How can a DP know they're with the wrong agent?
That's a tough question because, like a marriage, you can get to a point where you lose perspective on how good you already have it and the grass might look greener elsewhere. It's a very subjective thing, how you feel about your agent. At the most rudimentary level, an agent is helping provide opportunity. Are they being communicative? Do they seem interested in your career? If the answer is no to any of those things, it's probably not the best fit, or perhaps something has gone off track somewhere. I've had clients leave other agents for me, and I could not tell for the life of me what went wrong where they were. I was pleased they came with me, but I wasn’t sure why they left where they were, but that's not always my concern. Similarly, I've had clients who leave me and then come back and tell me it wasn't the same, or it wasn’t right for them. The agent / client relationship is very subjective, hard to quantify and different with each client.
At the end of the day, if you're doing your part as the DP, communicating to me the types of jobs you want, owning your role in your career path, and things just aren't happening and you feel like you're doing everything you can do, maybe that's when you re-assess. If you don't feel a reciprocal interest and passion for your career from your agent, that’s probably indicative of a problem as well.
How do you, as an agent, expect to aid a DP with career direction? And do you expect to have any influence on their work?
I don’t expect to influence their work.
But will you steer them to a genre where you think they will find more success? Have you ever had to steer somebody away from a genre they had their heart set on?
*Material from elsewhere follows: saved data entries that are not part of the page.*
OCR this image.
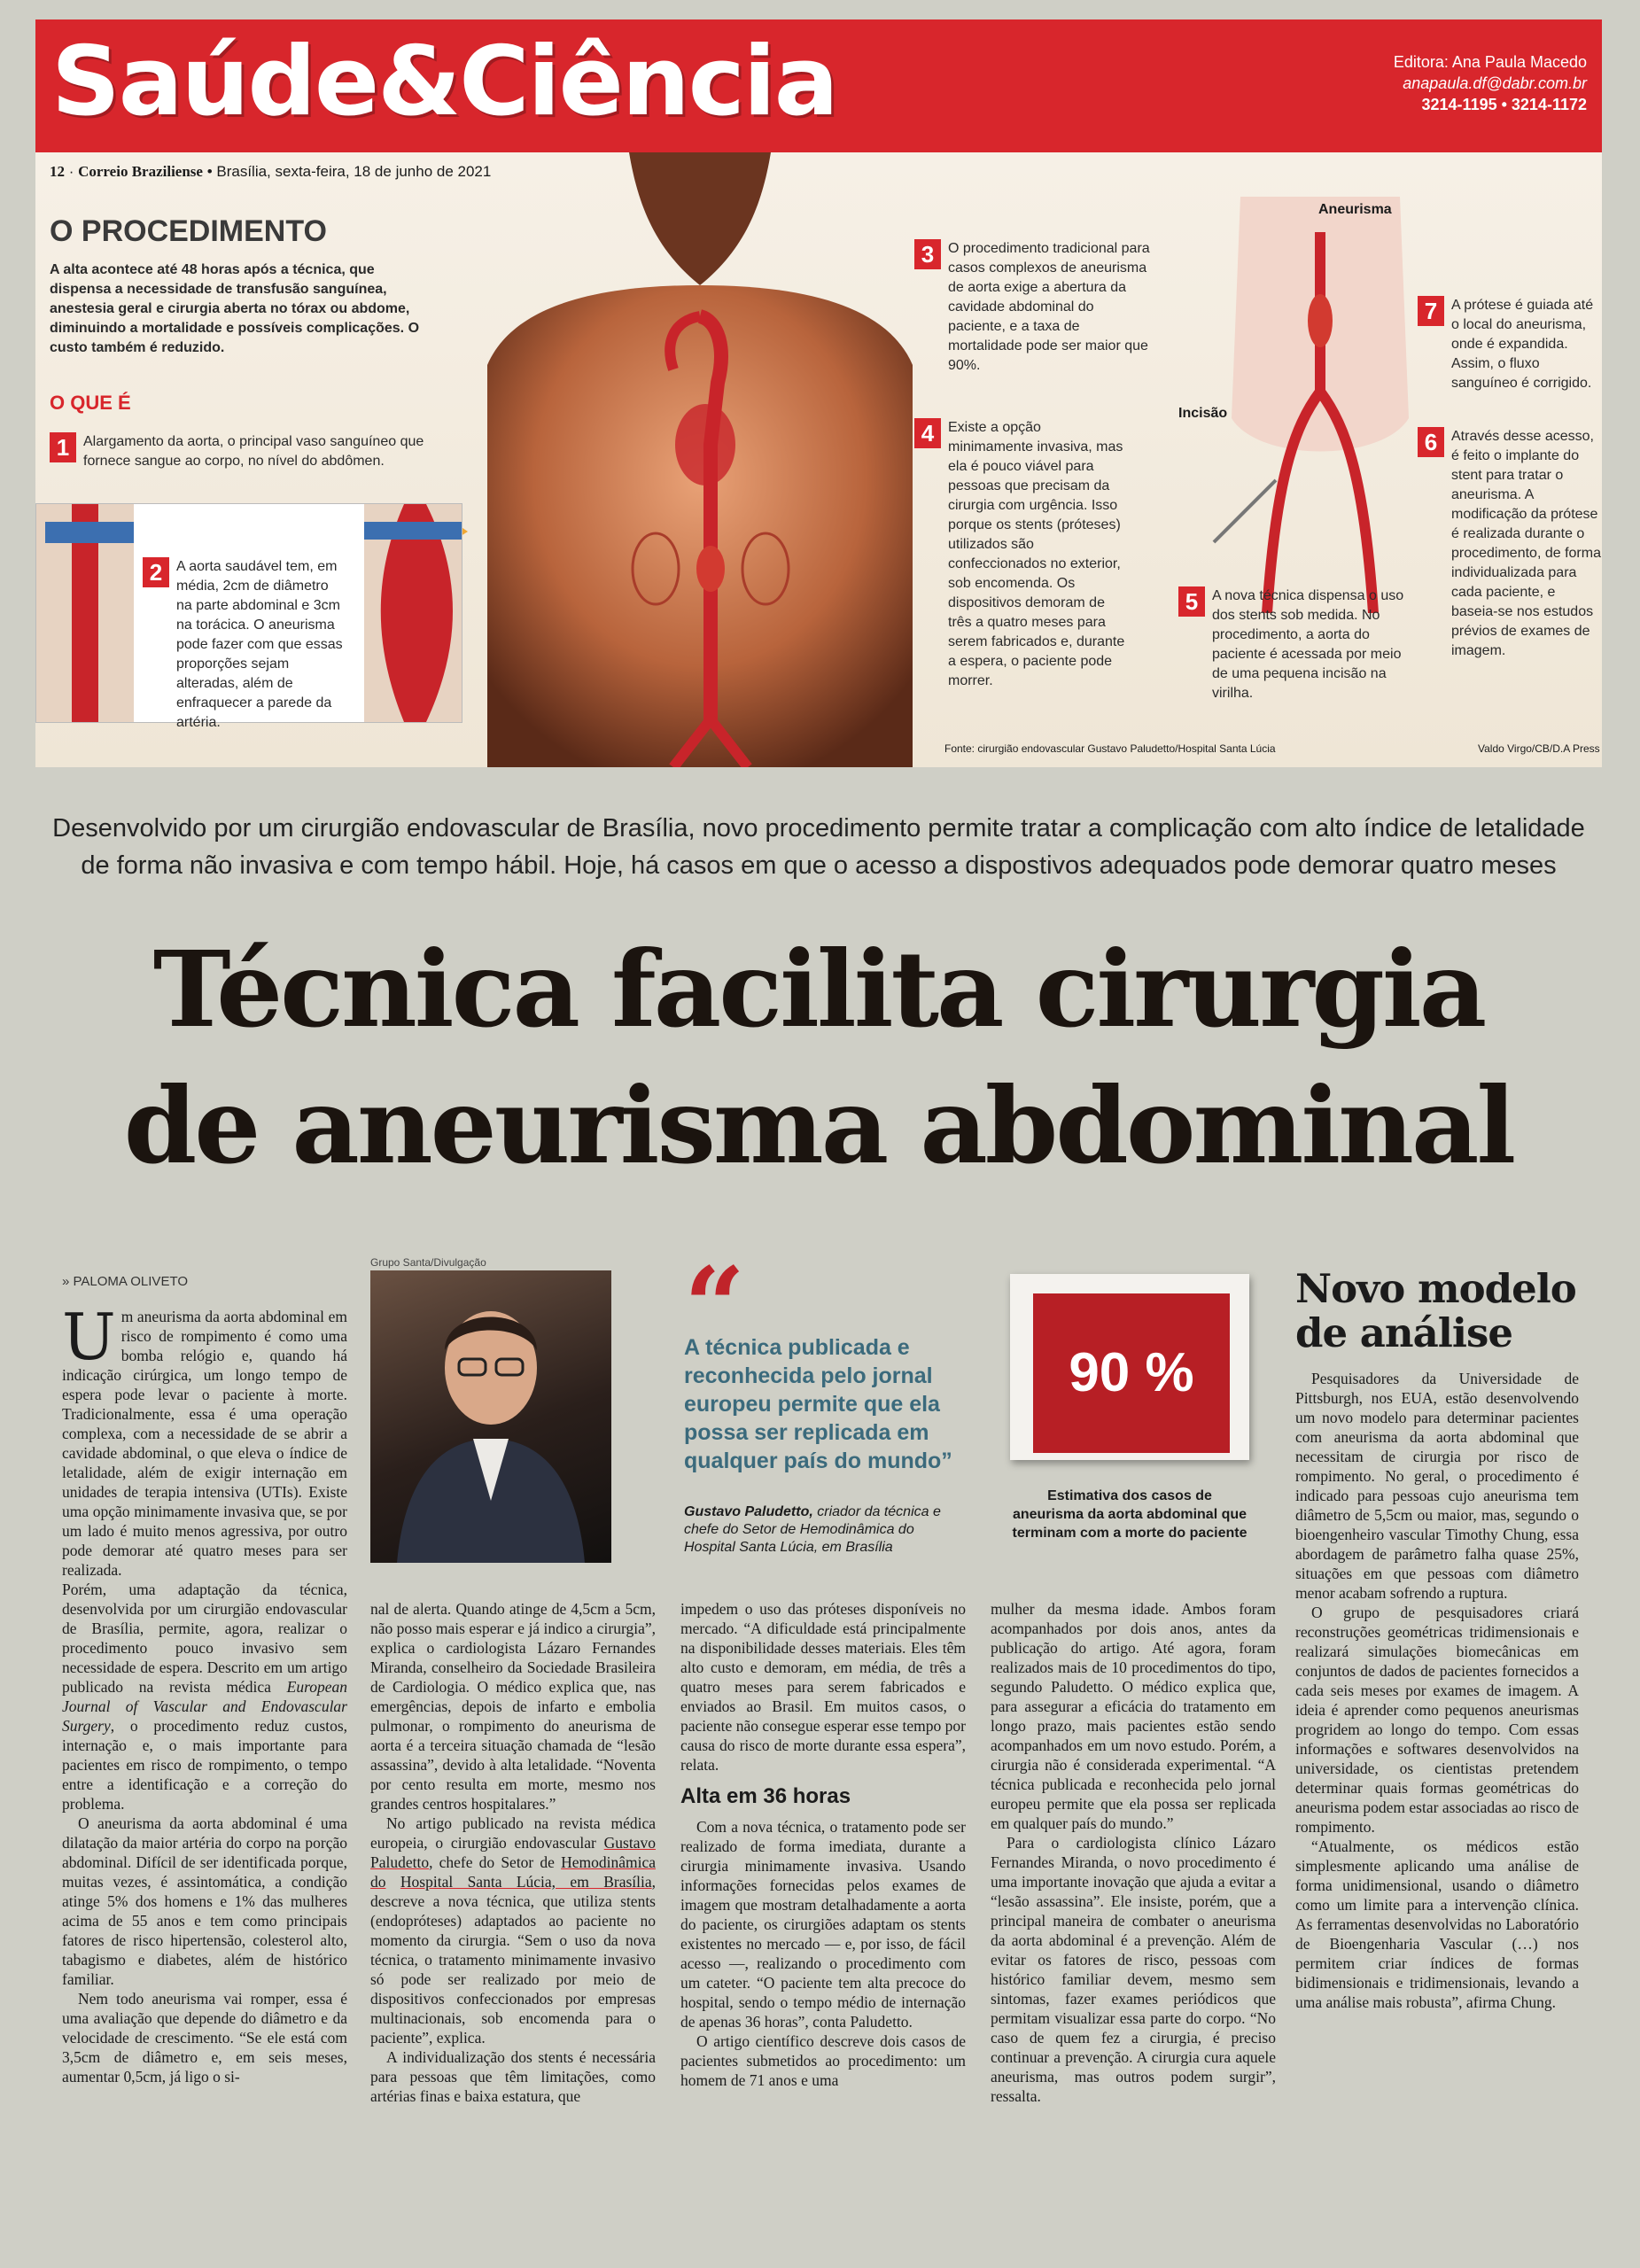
Saúde&Ciência	Editora: Ana Paula Macedo
anapaula.df@dabr.com.br
3214-1195 • 3214-1172
12 · Correio Braziliense • Brasília, sexta-feira, 18 de junho de 2021
O PROCEDIMENTO
A alta acontece até 48 horas após a técnica, que dispensa a necessidade de transfusão sanguínea, anestesia geral e cirurgia aberta no tórax ou abdome, diminuindo a mortalidade e possíveis complicações. O custo também é reduzido.
O QUE É
1 Alargamento da aorta, o principal vaso sanguíneo que fornece sangue ao corpo, no nível do abdômen.
2 A aorta saudável tem, em média, 2cm de diâmetro na parte abdominal e 3cm na torácica. O aneurisma pode fazer com que essas proporções sejam alteradas, além de enfraquecer a parede da artéria.
3 O procedimento tradicional para casos complexos de aneurisma de aorta exige a abertura da cavidade abdominal do paciente, e a taxa de mortalidade pode ser maior que 90%.
4 Existe a opção minimamente invasiva, mas ela é pouco viável para pessoas que precisam da cirurgia com urgência. Isso porque os stents (próteses) utilizados são confeccionados no exterior, sob encomenda. Os dispositivos demoram de três a quatro meses para serem fabricados e, durante a espera, o paciente pode morrer.
Aneurisma
Incisão
5 A nova técnica dispensa o uso dos stents sob medida. No procedimento, a aorta do paciente é acessada por meio de uma pequena incisão na virilha.
6 Através desse acesso, é feito o implante do stent para tratar o aneurisma. A modificação da prótese é realizada durante o procedimento, de forma individualizada para cada paciente, e baseia-se nos estudos prévios de exames de imagem.
7 A prótese é guiada até o local do aneurisma, onde é expandida. Assim, o fluxo sanguíneo é corrigido.
Fonte: cirurgião endovascular Gustavo Paludetto/Hospital Santa Lúcia	Valdo Virgo/CB/D.A Press
Desenvolvido por um cirurgião endovascular de Brasília, novo procedimento permite tratar a complicação com alto índice de letalidade de forma não invasiva e com tempo hábil. Hoje, há casos em que o acesso a dispostivos adequados pode demorar quatro meses
Técnica facilita cirurgia
de aneurisma abdominal
» PALOMA OLIVETO

Um aneurisma da aorta abdominal em risco de rompimento é como uma bomba relógio e, quando há indicação cirúrgica, um longo tempo de espera pode levar o paciente à morte. Tradicionalmente, essa é uma operação complexa, com a necessidade de se abrir a cavidade abdominal, o que eleva o índice de letalidade, além de exigir internação em unidades de terapia intensiva (UTIs). Existe uma opção minimamente invasiva que, se por um lado é muito menos agressiva, por outro pode demorar até quatro meses para ser realizada.

Porém, uma adaptação da técnica, desenvolvida por um cirurgião endovascular de Brasília, permite, agora, realizar o procedimento pouco invasivo sem necessidade de espera. Descrito em um artigo publicado na revista médica European Journal of Vascular and Endovascular Surgery, o procedimento reduz custos, internação e, o mais importante para pacientes em risco de rompimento, o tempo entre a identificação e a correção do problema.

O aneurisma da aorta abdominal é uma dilatação da maior artéria do corpo na porção abdominal. Difícil de ser identificada porque, muitas vezes, é assintomática, a condição atinge 5% dos homens e 1% das mulheres acima de 55 anos e tem como principais fatores de risco hipertensão, colesterol alto, tabagismo e diabetes, além de histórico familiar.

Nem todo aneurisma vai romper, essa é uma avaliação que depende do diâmetro e da velocidade de crescimento. “Se ele está com 3,5cm de diâmetro e, em seis meses, aumentar 0,5cm, já ligo o si-

Grupo Santa/Divulgação

nal de alerta. Quando atinge de 4,5cm a 5cm, não posso mais esperar e já indico a cirurgia”, explica o cardiologista Lázaro Fernandes Miranda, conselheiro da Sociedade Brasileira de Cardiologia. O médico explica que, nas emergências, depois de infarto e embolia pulmonar, o rompimento do aneurisma de aorta é a terceira situação chamada de “lesão assassina”, devido à alta letalidade. “Noventa por cento resulta em morte, mesmo nos grandes centros hospitalares.”

No artigo publicado na revista médica europeia, o cirurgião endovascular Gustavo Paludetto, chefe do Setor de Hemodinâmica do Hospital Santa Lúcia, em Brasília, descreve a nova técnica, que utiliza stents (endopróteses) adaptados ao paciente no momento da cirurgia. “Sem o uso da nova técnica, o tratamento minimamente invasivo só pode ser realizado por meio de dispositivos confeccionados por empresas multinacionais, sob encomenda para o paciente”, explica.

A individualização dos stents é necessária para pessoas que têm limitações, como artérias finas e baixa estatura, que

“
A técnica publicada e reconhecida pelo jornal europeu permite que ela possa ser replicada em qualquer país do mundo”
Gustavo Paludetto, criador da técnica e chefe do Setor de Hemodinâmica do Hospital Santa Lúcia, em Brasília

impedem o uso das próteses disponíveis no mercado. “A dificuldade está principalmente na disponibilidade desses materiais. Eles têm alto custo e demoram, em média, de três a quatro meses para serem fabricados e enviados ao Brasil. Em muitos casos, o paciente não consegue esperar esse tempo por causa do risco de morte durante essa espera”, relata.

Alta em 36 horas

Com a nova técnica, o tratamento pode ser realizado de forma imediata, durante a cirurgia minimamente invasiva. Usando informações fornecidas pelos exames de imagem que mostram detalhadamente a aorta do paciente, os cirurgiões adaptam os stents existentes no mercado — e, por isso, de fácil acesso —, realizando o procedimento com um cateter. “O paciente tem alta precoce do hospital, sendo o tempo médio de internação de apenas 36 horas”, conta Paludetto.

O artigo científico descreve dois casos de pacientes submetidos ao procedimento: um homem de 71 anos e uma

90 %
Estimativa dos casos de aneurisma da aorta abdominal que terminam com a morte do paciente

mulher da mesma idade. Ambos foram acompanhados por dois anos, antes da publicação do artigo. Até agora, foram realizados mais de 10 procedimentos do tipo, segundo Paludetto. O médico explica que, para assegurar a eficácia do tratamento em longo prazo, mais pacientes estão sendo acompanhados em um novo estudo. Porém, a cirurgia não é considerada experimental. “A técnica publicada e reconhecida pelo jornal europeu permite que ela possa ser replicada em qualquer país do mundo.”

Para o cardiologista clínico Lázaro Fernandes Miranda, o novo procedimento é uma importante inovação que ajuda a evitar a “lesão assassina”. Ele insiste, porém, que a principal maneira de combater o aneurisma da aorta abdominal é a prevenção. Além de evitar os fatores de risco, pessoas com histórico familiar devem, mesmo sem sintomas, fazer exames periódicos que permitam visualizar essa parte do corpo. “No caso de quem fez a cirurgia, é preciso continuar a prevenção. A cirurgia cura aquele aneurisma, mas outros podem surgir”, ressalta.

Novo modelo de análise

Pesquisadores da Universidade de Pittsburgh, nos EUA, estão desenvolvendo um novo modelo para determinar pacientes com aneurisma da aorta abdominal que necessitam de cirurgia por risco de rompimento. No geral, o procedimento é indicado para pessoas cujo aneurisma tem diâmetro de 5,5cm ou maior, mas, segundo o bioengenheiro vascular Timothy Chung, essa abordagem de parâmetro falha quase 25%, situações em que pessoas com diâmetro menor acabam sofrendo a ruptura.

O grupo de pesquisadores criará reconstruções geométricas tridimensionais e realizará simulações biomecânicas em conjuntos de dados de pacientes fornecidos a cada seis meses por exames de imagem. A ideia é aprender como pequenos aneurismas progridem ao longo do tempo. Com essas informações e softwares desenvolvidos na universidade, os cientistas pretendem determinar quais formas geométricas do aneurisma podem estar associadas ao risco de rompimento.

“Atualmente, os médicos estão simplesmente aplicando uma análise de forma unidimensional, usando o diâmetro como um limite para a intervenção clínica. As ferramentas desenvolvidas no Laboratório de Bioengenharia Vascular (…) nos permitem criar índices de formas bidimensionais e tridimensionais, levando a uma análise mais robusta”, afirma Chung.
I wouldn't say I've had to steer people away from a genre but sometimes the path to where a DP, or whatever department head, wants to be creatively is not always a straight line. I run more into situations where there's a project that has issues, for example, but it moves us in the right direction. It’s like hopping on lily pads. You don't want to stay in one place too long, but if it moves us forward, that’s good.
Let's say you're just doing comedy features and you want to move into action. You might do a comedy action film so you can get some action stuff, which helps make the transition. Sometimes, if people have their heart set on doing X, I might say, Well maybe we have to just take this side step for a minute. This is when I have to talk clients through the value of a project to get them to move on it. But I don't ever feel like I'm trying to dissuade anyone from where they ultimately want to go.
Direction-wise, will you help guide them to what you feel is their strength?
Yes, or to things that I feel will propel them forward. I don't want to make any assumptions about how someone who's shot a lot of comedy would shoot a really dark drama because they haven't had the opportunity to do it yet. So it's not so much about steering people towards their strength. If I see something that's a good career move… there's a great director on an okay project, but it's a really great director, and then there's a very good commercial project with an okay director, I'm probably going to advise my client to take the chance on this great director because it's going to be better for you long term. If we're looking at the long game, that's probably a better move for you.